Il cultive notre dignité de citoyen et renforce notre prétention de lecteur, voire
de rédacteur de blog.
Cet essai au souffle entrainant prend vie dans la
contradiction avec un de ses lecteurs qui l’accuse de l’avoir « méprisé »,
usant de ce terme tellement défraîchi qu’il méritait bien quelques 150 pages.

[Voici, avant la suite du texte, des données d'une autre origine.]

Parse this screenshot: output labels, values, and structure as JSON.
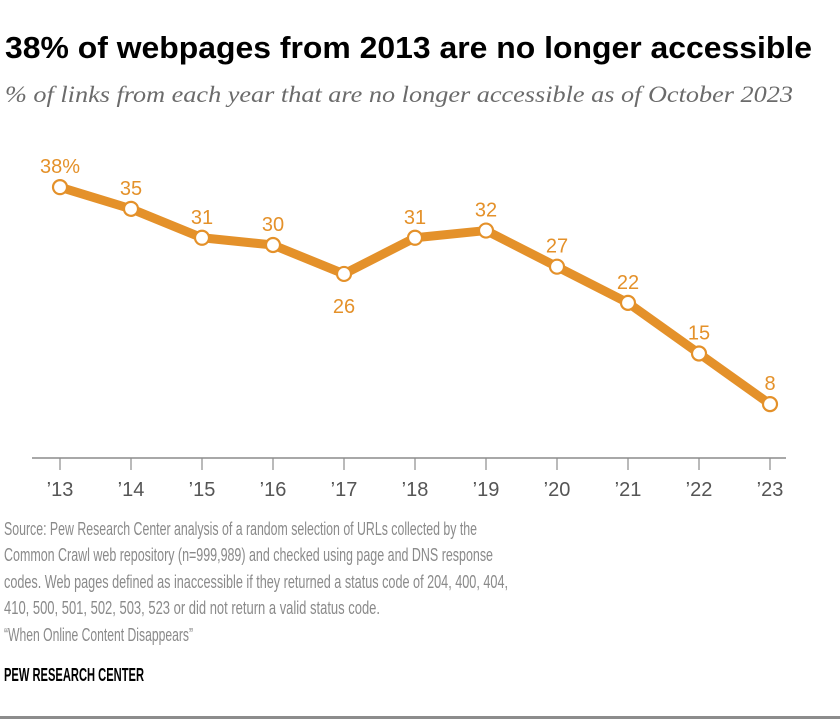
{
  "title": "38% of webpages from 2013 are no longer accessible",
  "subtitle": "% of links from each year that are no longer accessible as of October 2023",
  "notes": [
    "Source: Pew Research Center analysis of a random selection of URLs collected by the",
    "Common Crawl web repository (n=999,989) and checked using page and DNS response",
    "codes. Web pages defined as inaccessible if they returned a status code of 204, 400, 404,",
    "410, 500, 501, 502, 503, 523 or did not return a valid status code.",
    "“When Online Content Disappears”"
  ],
  "brand": "PEW RESEARCH CENTER",
  "colors": {
    "line": "#E4912A",
    "axis": "#8c8c8c",
    "rule": "#8c8c8c"
  },
  "chart_data": {
    "type": "line",
    "categories": [
      "’13",
      "’14",
      "’15",
      "’16",
      "’17",
      "’18",
      "’19",
      "’20",
      "’21",
      "’22",
      "’23"
    ],
    "values": [
      38,
      35,
      31,
      30,
      26,
      31,
      32,
      27,
      22,
      15,
      8
    ],
    "data_labels": [
      "38%",
      "35",
      "31",
      "30",
      "26",
      "31",
      "32",
      "27",
      "22",
      "15",
      "8"
    ],
    "label_positions": [
      "above",
      "above",
      "above",
      "above",
      "below",
      "above",
      "above",
      "above",
      "above",
      "above",
      "above"
    ],
    "ylim": [
      0,
      38
    ],
    "grid": false,
    "legend": "none",
    "xlabel": "",
    "ylabel": ""
  }
}
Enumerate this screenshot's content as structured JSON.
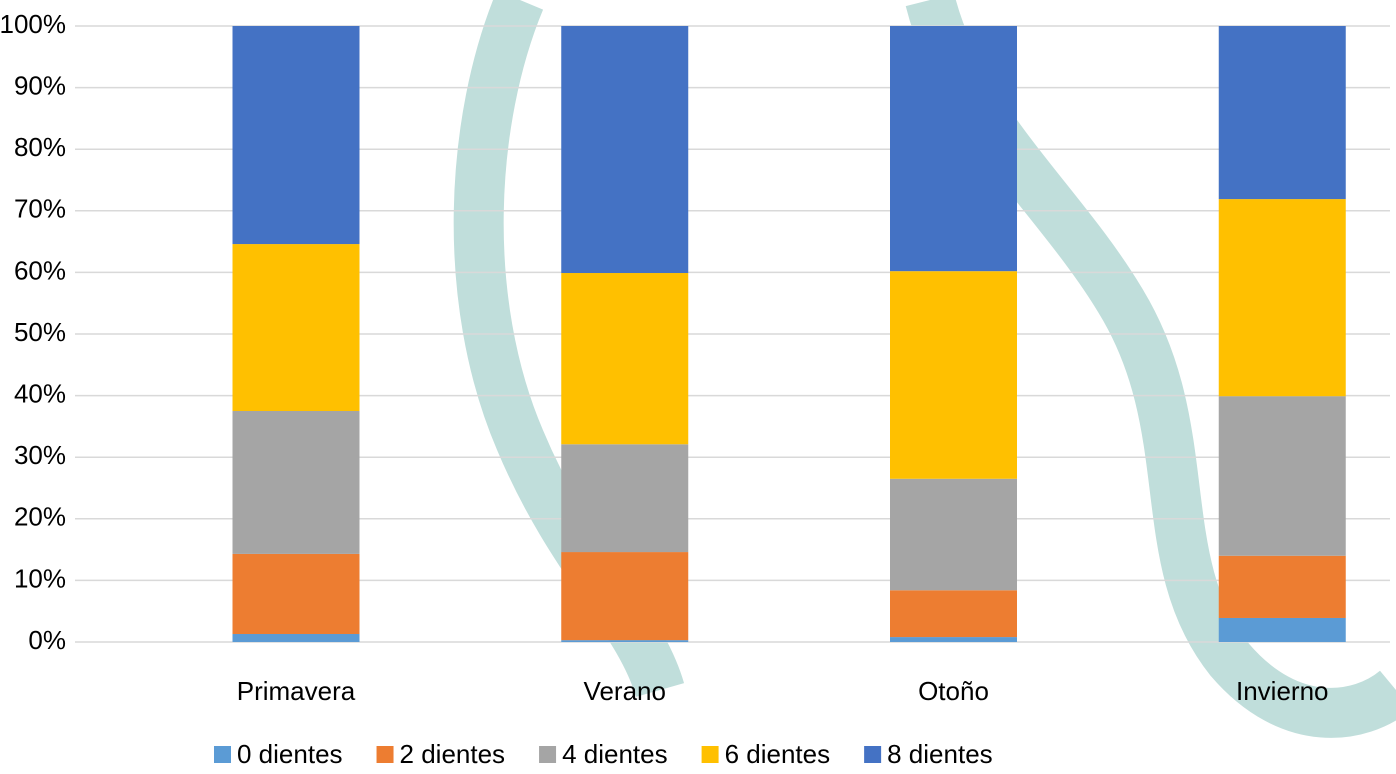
{
  "chart_data": {
    "type": "stacked_bar",
    "categories": [
      "Primavera",
      "Verano",
      "Otoño",
      "Invierno"
    ],
    "series": [
      {
        "name": "0 dientes",
        "color": "#5b9bd5",
        "values": [
          1.3,
          0.3,
          0.8,
          3.9
        ]
      },
      {
        "name": "2 dientes",
        "color": "#ed7d31",
        "values": [
          13.0,
          14.3,
          7.6,
          10.1
        ]
      },
      {
        "name": "4 dientes",
        "color": "#a5a5a5",
        "values": [
          23.2,
          17.5,
          18.1,
          25.9
        ]
      },
      {
        "name": "6 dientes",
        "color": "#ffc000",
        "values": [
          27.1,
          27.8,
          33.7,
          32.0
        ]
      },
      {
        "name": "8 dientes",
        "color": "#4472c4",
        "values": [
          35.4,
          40.1,
          39.8,
          28.1
        ]
      }
    ],
    "ylim": [
      0,
      100
    ],
    "yticks": [
      {
        "value": 0,
        "label": "0%"
      },
      {
        "value": 10,
        "label": "10%"
      },
      {
        "value": 20,
        "label": "20%"
      },
      {
        "value": 30,
        "label": "30%"
      },
      {
        "value": 40,
        "label": "40%"
      },
      {
        "value": 50,
        "label": "50%"
      },
      {
        "value": 60,
        "label": "60%"
      },
      {
        "value": 70,
        "label": "70%"
      },
      {
        "value": 80,
        "label": "80%"
      },
      {
        "value": 90,
        "label": "90%"
      },
      {
        "value": 100,
        "label": "100%"
      }
    ],
    "grid": true,
    "legend": "bottom"
  }
}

Le très productif écrivain contredit Ernaud la transfuge de
classe, conteste Rose Lamy
et développe une critique pertinente de Bourdieu quant à la
culture légitime.
« La distinction
n’est plus tracée entre le grand art type Beethoven
et l’art mineur à quoi
Gainsbourg assignait la chanson. »
« Le cool a
adopté la culture hip-hop.
Avec condescendance d’abord,
attribuant le label
culture comme on avait fini par accorder une âme aux nègres… »
Il enrichit Camille Laurens :
« Un amateur de
Rossellini qui chante Mike Brandt ne se déclasse pas,
il parachève son
tableau. »
L’ « omnivore culturel » ne se parfume pas de
trop de citations, il les distille avec élégance :
« Je me sens trop
au-dessus d'eux pour les haïr.
Ils peuvent m'intéresser tout au plus jusqu'au
mépris, mais jamais jusqu'à la haine .
Rousseau ne doit qu'à
l'antériorité de son siècle de l'avoir écrit avant moi. »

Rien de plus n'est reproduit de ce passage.